Commandment 11 (bonus): Pay it forward
- Linda Rotenberg (Endeavor): the difference between a startup scene that compounds and one that stalls is whether successful entrepreneurs reinvest — as mentors, angel investors, and inspiration for employees to start their own companies.
- Mexico example: when the country's largest business leaders agreed to "feed the little fish," the entrepreneurial ecosystem multiplied.
- The multiplier effect only kicks in when successful founders actively re-enter the ecosystem.
Reid Hoffman: rapid-fire questions
- Billboard message: "If I am only for myself, what am I? If I am not for myself, who will be for me?

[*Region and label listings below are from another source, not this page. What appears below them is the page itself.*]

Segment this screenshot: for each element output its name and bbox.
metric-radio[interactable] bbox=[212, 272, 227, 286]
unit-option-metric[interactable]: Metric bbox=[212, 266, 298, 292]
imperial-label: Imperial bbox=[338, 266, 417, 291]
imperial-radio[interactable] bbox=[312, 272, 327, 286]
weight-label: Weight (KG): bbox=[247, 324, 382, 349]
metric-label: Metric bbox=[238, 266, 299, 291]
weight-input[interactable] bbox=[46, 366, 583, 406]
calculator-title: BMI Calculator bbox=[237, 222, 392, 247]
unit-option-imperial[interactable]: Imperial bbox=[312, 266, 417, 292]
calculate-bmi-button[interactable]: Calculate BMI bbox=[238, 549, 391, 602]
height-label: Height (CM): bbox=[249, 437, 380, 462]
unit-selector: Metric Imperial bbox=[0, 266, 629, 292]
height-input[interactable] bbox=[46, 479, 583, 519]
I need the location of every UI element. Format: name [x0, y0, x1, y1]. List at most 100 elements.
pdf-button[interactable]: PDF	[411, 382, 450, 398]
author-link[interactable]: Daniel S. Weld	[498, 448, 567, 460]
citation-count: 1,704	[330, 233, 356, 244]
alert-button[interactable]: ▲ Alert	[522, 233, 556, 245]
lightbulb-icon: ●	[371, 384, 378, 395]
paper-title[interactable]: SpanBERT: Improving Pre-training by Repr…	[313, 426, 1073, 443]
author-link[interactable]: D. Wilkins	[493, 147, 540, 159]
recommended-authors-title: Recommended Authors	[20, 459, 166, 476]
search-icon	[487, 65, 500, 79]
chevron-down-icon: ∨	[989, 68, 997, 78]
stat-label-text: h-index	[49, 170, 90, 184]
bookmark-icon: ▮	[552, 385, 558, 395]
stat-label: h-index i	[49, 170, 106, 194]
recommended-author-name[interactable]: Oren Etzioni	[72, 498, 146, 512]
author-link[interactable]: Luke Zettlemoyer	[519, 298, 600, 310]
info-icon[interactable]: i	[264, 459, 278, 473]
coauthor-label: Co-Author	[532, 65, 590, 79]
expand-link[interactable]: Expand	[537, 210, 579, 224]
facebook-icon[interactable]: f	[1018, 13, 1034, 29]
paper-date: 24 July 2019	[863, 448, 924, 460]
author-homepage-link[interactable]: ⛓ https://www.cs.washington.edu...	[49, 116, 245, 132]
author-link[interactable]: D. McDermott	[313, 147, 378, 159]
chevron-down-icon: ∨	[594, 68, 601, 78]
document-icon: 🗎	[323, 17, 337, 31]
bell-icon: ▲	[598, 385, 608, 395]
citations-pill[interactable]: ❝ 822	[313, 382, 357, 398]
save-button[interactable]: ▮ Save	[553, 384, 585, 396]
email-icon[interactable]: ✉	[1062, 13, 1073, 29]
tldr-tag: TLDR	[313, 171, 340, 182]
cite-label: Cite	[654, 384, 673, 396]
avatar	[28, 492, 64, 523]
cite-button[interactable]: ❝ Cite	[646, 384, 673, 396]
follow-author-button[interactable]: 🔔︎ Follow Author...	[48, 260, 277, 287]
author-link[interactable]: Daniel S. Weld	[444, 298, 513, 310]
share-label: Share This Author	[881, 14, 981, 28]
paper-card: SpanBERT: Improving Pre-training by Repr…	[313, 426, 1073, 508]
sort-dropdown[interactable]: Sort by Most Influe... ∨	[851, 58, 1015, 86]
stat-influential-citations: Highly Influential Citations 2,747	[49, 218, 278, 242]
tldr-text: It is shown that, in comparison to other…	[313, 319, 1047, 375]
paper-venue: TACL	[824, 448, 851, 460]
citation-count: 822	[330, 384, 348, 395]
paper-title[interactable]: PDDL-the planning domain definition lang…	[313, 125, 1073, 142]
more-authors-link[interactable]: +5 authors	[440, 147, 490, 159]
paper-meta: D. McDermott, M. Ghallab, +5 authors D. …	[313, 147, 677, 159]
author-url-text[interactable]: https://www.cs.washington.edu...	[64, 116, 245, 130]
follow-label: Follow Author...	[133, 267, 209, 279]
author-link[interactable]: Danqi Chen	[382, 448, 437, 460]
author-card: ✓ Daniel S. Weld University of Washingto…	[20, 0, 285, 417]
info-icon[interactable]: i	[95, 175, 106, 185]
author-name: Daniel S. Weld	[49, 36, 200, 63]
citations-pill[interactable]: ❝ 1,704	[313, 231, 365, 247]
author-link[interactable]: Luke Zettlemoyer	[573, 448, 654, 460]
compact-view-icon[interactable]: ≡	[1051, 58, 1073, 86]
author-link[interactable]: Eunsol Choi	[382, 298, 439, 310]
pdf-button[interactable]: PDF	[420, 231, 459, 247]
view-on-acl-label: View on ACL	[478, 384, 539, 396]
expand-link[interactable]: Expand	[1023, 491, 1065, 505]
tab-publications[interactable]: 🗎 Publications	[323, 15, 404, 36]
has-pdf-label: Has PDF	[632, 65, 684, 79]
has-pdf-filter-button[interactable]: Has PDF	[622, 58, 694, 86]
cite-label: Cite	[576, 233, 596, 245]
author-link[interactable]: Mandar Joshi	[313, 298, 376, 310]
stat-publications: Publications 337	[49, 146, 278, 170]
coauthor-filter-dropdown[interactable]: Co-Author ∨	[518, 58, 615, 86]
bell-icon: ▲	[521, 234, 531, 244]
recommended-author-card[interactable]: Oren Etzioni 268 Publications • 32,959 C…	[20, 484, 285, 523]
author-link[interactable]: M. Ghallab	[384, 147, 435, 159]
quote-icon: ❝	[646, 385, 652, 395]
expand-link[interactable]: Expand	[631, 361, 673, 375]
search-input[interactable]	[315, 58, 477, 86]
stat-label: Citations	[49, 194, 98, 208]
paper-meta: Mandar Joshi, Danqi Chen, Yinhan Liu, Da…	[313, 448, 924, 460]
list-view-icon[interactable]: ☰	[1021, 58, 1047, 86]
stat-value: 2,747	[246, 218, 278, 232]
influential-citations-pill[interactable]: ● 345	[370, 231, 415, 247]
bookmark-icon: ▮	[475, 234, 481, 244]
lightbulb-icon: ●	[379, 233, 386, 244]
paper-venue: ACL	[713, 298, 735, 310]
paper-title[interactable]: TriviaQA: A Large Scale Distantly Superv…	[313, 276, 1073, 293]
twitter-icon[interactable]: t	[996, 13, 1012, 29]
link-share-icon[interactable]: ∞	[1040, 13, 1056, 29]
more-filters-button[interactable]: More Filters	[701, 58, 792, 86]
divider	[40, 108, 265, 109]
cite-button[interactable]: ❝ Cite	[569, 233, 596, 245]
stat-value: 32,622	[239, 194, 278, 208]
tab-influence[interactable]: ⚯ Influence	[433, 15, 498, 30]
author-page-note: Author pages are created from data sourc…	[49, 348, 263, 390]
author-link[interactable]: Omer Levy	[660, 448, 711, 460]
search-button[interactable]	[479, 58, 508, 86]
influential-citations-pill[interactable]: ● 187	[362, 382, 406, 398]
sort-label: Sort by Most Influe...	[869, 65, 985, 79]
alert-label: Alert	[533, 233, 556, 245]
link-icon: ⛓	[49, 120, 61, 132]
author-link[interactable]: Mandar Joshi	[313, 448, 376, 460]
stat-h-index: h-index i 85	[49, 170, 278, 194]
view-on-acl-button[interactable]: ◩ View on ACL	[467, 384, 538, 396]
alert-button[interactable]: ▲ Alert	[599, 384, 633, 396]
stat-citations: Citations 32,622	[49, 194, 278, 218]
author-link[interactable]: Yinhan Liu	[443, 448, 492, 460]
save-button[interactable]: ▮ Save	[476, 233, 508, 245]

If not now, then when?"
- Books given most as gifts: The Startup of You, The Alliance, The Seventh Sense (Joshua Cooper Ramo).
- Most-reread fiction: Tolkien's The Lord of the Rings — for its nuanced treatment of power, race, and collective effort.
- Recent mind-change: political engagement (previously avoided as zero-sum); and AI's scale of impact (formerly sceptical, now convinced of massive industry transformation).
- Worst common advice: keeping your idea secret. The asset is being in motion on the idea, not owning the idea itself.
- Decision filter for saying yes: (1) big and important, and uniquely suited to him; (2) referred by someone deeply trusted; (3) room for serendipity and new learning.